Lectin was injected into the mice's common carotid artery with or without external carotid artery ligation. A reduction in lectin was observed in the cheek tissues when the external carotid artery was ligated. The results depicted that the ligation did not impact brain delivery.
Tumor progression was monitored using the luciferase-expressing, HER2-amplified breast cancer cell line. The BT474 brain metastasis model showed an increase in the bioluminescent signals from week five post-internal carotid injection and progressively grew thereafter. From weeks five to eight, heterogeneous signal intensity indicated an intracranial tumor with complex fluid perfusion.
Gadolinium concentration within the tumor region increased as it leaked from the blood circulation into tumor tissue. The accumulation of nanomedicine and brain metastases was confirmed in the BT-474 mice by higher nanomedicine levels detected in the tumor region compared to the uninvolved brain regions. As the BT-474 brain metastasis model progressed, animals began to lose up to 20%body weight, making the median survival time nine weeks post-injection.

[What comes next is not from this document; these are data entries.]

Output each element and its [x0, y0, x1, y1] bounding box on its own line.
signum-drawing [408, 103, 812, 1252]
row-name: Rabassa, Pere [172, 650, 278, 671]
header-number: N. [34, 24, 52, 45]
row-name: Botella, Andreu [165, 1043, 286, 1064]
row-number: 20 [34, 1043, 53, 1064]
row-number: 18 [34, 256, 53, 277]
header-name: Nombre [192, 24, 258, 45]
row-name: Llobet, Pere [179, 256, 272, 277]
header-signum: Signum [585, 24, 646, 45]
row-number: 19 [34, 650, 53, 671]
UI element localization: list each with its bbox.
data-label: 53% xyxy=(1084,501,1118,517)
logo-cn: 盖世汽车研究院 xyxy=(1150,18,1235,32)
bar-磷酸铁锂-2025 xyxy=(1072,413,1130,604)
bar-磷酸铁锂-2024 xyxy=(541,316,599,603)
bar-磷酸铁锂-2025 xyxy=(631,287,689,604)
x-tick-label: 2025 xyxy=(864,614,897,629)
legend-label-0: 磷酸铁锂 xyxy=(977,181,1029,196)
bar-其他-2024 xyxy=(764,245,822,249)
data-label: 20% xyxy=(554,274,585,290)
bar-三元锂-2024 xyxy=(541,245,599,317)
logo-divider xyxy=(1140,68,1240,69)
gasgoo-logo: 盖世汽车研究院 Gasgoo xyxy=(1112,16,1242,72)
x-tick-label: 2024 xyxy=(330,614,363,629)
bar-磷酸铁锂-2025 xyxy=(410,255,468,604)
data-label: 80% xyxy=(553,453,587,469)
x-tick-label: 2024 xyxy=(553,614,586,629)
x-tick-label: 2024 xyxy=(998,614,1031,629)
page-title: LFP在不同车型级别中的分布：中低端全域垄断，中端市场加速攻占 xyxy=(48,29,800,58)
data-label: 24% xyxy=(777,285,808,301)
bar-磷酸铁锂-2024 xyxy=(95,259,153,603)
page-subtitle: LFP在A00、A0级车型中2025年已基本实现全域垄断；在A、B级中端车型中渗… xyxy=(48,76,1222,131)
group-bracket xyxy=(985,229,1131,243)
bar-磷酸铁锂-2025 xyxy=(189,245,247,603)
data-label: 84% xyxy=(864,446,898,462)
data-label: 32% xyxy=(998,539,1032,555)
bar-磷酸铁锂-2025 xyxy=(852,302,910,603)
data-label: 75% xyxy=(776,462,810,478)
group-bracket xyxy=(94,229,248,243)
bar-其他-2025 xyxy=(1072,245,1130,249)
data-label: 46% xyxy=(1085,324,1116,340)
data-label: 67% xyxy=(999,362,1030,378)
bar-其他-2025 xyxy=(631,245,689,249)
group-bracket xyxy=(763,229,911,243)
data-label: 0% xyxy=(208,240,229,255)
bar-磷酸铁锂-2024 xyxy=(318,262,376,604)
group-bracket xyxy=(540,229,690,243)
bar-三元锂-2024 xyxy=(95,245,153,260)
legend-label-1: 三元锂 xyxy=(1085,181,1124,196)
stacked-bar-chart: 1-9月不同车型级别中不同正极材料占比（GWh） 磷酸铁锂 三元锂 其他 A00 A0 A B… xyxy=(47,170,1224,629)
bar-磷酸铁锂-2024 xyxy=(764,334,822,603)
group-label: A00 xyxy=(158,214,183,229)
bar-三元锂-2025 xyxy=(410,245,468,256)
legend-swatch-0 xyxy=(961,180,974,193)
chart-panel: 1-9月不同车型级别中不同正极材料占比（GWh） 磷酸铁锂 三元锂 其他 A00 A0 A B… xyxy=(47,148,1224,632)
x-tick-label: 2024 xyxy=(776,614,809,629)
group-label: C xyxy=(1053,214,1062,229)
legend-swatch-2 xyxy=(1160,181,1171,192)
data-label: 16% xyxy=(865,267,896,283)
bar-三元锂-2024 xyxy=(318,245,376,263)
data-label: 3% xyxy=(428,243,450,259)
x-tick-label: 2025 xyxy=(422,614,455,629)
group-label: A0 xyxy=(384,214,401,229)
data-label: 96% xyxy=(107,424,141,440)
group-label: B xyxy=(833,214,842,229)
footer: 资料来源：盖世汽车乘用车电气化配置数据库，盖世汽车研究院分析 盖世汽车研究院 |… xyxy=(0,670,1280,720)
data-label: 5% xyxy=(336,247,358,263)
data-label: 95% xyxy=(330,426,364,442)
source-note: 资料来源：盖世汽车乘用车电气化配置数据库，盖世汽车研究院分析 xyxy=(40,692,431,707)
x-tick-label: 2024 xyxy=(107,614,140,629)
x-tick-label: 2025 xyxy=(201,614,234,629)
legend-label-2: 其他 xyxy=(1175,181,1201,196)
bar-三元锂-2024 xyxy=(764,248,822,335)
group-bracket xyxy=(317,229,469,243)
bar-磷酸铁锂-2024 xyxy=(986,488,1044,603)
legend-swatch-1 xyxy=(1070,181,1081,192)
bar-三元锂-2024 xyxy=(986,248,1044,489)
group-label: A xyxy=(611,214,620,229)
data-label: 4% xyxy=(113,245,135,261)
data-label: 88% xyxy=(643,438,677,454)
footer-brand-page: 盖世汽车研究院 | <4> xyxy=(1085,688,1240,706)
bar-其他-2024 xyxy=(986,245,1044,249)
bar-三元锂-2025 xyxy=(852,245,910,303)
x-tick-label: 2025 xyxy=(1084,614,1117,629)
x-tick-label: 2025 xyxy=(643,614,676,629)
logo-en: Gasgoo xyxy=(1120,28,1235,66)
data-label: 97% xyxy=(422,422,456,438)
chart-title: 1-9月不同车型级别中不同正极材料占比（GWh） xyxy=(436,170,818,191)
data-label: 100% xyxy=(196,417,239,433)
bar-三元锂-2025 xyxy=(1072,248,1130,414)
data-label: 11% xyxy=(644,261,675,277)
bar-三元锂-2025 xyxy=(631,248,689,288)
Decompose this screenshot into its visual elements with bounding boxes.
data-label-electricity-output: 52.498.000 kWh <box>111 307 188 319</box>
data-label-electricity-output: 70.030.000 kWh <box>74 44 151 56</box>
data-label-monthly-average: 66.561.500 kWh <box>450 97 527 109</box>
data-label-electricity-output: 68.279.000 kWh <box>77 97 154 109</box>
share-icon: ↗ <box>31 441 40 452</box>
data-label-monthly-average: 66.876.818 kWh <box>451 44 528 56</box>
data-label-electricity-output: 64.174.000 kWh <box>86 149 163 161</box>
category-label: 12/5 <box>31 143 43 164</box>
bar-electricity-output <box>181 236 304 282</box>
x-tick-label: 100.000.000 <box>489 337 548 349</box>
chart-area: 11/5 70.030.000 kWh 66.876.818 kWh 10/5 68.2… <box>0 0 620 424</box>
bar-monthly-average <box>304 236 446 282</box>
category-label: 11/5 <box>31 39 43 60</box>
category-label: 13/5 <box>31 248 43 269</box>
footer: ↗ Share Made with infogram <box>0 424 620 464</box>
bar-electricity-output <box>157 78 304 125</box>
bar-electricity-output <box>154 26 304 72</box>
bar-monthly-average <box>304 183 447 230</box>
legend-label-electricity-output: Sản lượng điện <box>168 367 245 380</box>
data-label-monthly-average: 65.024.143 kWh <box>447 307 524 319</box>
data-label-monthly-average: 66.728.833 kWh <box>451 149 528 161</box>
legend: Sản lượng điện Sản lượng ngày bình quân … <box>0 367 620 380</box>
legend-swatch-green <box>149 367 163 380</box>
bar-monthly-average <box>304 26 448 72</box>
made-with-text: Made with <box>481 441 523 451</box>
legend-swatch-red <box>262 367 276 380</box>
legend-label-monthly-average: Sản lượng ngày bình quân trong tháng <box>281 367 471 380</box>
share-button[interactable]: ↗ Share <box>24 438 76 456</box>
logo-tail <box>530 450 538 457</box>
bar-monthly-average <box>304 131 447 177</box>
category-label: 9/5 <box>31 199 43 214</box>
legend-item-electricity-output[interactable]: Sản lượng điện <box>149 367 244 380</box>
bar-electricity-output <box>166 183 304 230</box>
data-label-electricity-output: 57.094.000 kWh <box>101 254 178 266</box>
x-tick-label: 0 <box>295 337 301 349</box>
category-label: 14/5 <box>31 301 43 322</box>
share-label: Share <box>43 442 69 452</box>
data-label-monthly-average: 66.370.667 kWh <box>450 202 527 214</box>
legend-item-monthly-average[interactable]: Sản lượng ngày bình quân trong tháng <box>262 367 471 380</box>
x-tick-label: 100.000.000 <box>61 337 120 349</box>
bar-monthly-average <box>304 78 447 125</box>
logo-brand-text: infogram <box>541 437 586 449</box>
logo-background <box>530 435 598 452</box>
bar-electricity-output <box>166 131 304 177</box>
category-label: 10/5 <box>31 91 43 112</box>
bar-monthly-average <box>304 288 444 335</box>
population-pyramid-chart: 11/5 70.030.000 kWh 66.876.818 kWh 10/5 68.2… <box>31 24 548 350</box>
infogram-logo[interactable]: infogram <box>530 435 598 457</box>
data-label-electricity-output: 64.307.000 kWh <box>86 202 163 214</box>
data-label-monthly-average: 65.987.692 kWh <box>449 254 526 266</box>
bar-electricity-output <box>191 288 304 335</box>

Histology results depicted that the tumors were located unilaterally, matching the site of carotid injection where the tumors mostly appeared as solid, solitary masses. Pockets of empty spaces were frequently observed and consisted of necrotic cells, while smaller outgrowths were also present in some animals. The most important thing to remember when attempting the protocol is to prepare and position the carotid artery correctly before inserting the needle, and then to apply proper tension during insertion of the needle.
This model is useful for researchers exploring drug delivery to the brain and the efficacy of the new therapeutics for treatment of brain metastasis.